A: With regimes that are impervious to pressure the answer is no. They have guns, we only have words. But who knows when the facts will catch up with them? It's only in retrospect that people can try to figure out what made the difference in the fall of an odious regime or relaxations that ultimately lead to genuine political liberalization. We will keep doing our job, publishing facts, trying to figure out the possible pressure points, working with other human rights advocates, until things change.

Q: The junta signed ceasefire agreements with over a dozen rebellious minorities in the aftermath of the failed 1988 pro-democracy uprising. The moving force behind those ceasefires, military intelligence chief and former prime minister Gen Khin Nyunt, has been purged. In his absence will the junta turn violently on the minorities in an attempt to distract attention from its complete incompetence?

A: Firstly, the portrayal of Khin Nyunt as a moderate always struck me as based on wishful thinking instead of evidence. I don't think people should project liberalism or even moderation on to a man who oversaw a very nasty military intelligence operation and never evinced any interest in human rights or democracy. The road map was a useful sham, nothing more, nothing less. Khin Nyunt saw agreements with ethnic groups as in the interests of the long-term continuance of power of the army. Snr-Gen Than Shwe appears to think otherwise, and we see the results now with the many military actions since Khin Nyunt was dismissed.

Q: Thailand is the country most affected by exoduses of refugees and economic migrants from Burma. Does it benefit more than it suffers from this phenomenon?

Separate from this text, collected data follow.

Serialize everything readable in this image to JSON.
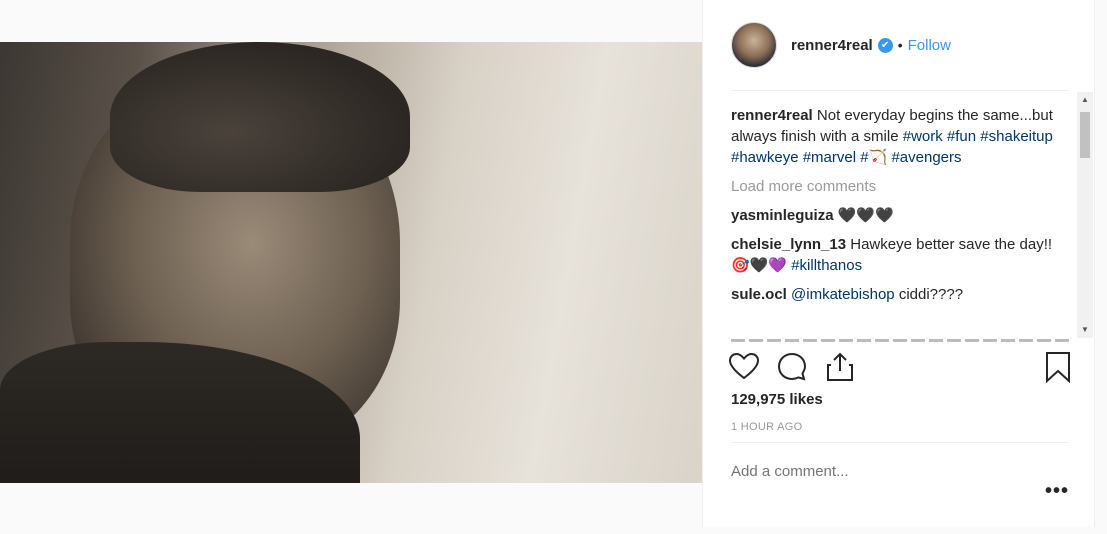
{
  "post": {
    "username": "renner4real",
    "follow_label": "Follow",
    "dot": "•",
    "verified_glyph": "✔"
  },
  "caption": {
    "username": "renner4real",
    "text": "Not everyday begins the same...but always finish with a smile",
    "tags": [
      "#work",
      "#fun",
      "#shakeitup",
      "#hawkeye",
      "#marvel",
      "#🏹",
      "#avengers"
    ]
  },
  "load_more_label": "Load more comments",
  "comments": [
    {
      "username": "yasminleguiza",
      "text": "🖤🖤🖤"
    },
    {
      "username": "chelsie_lynn_13",
      "text": "Hawkeye better save the day!! 🎯🖤💜",
      "tag": "#killthanos"
    },
    {
      "username": "sule.ocl",
      "mention": "@imkatebishop",
      "text": "ciddi????"
    }
  ],
  "likes": "129,975 likes",
  "timestamp": "1 HOUR AGO",
  "add_comment_placeholder": "Add a comment...",
  "more_label": "•••",
  "scroll": {
    "up": "▲",
    "down": "▼"
  },
  "icons": [
    "heart-icon",
    "comment-icon",
    "share-icon",
    "bookmark-icon"
  ],
  "colors": {
    "link": "#3897f0",
    "hashtag": "#003569",
    "muted": "#999999"
  }
}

A: It's hard to say. Economically, Thailand uses a lot of cheap Burmese labor to underpin its economy. That's one reason its threats to expel illegal migrants usually fizzle out. People from Burma are generally treated very poorly and face indifference and reprisals if they complain about mistreatment at work or police abuse. There certainly are a lot of costs associated with keeping the Thai military on alert at the border. Politically, Thai policy towards its neighbors has long been to want them to be stable, but not too stable. It should want prosperous democracies as neighbors.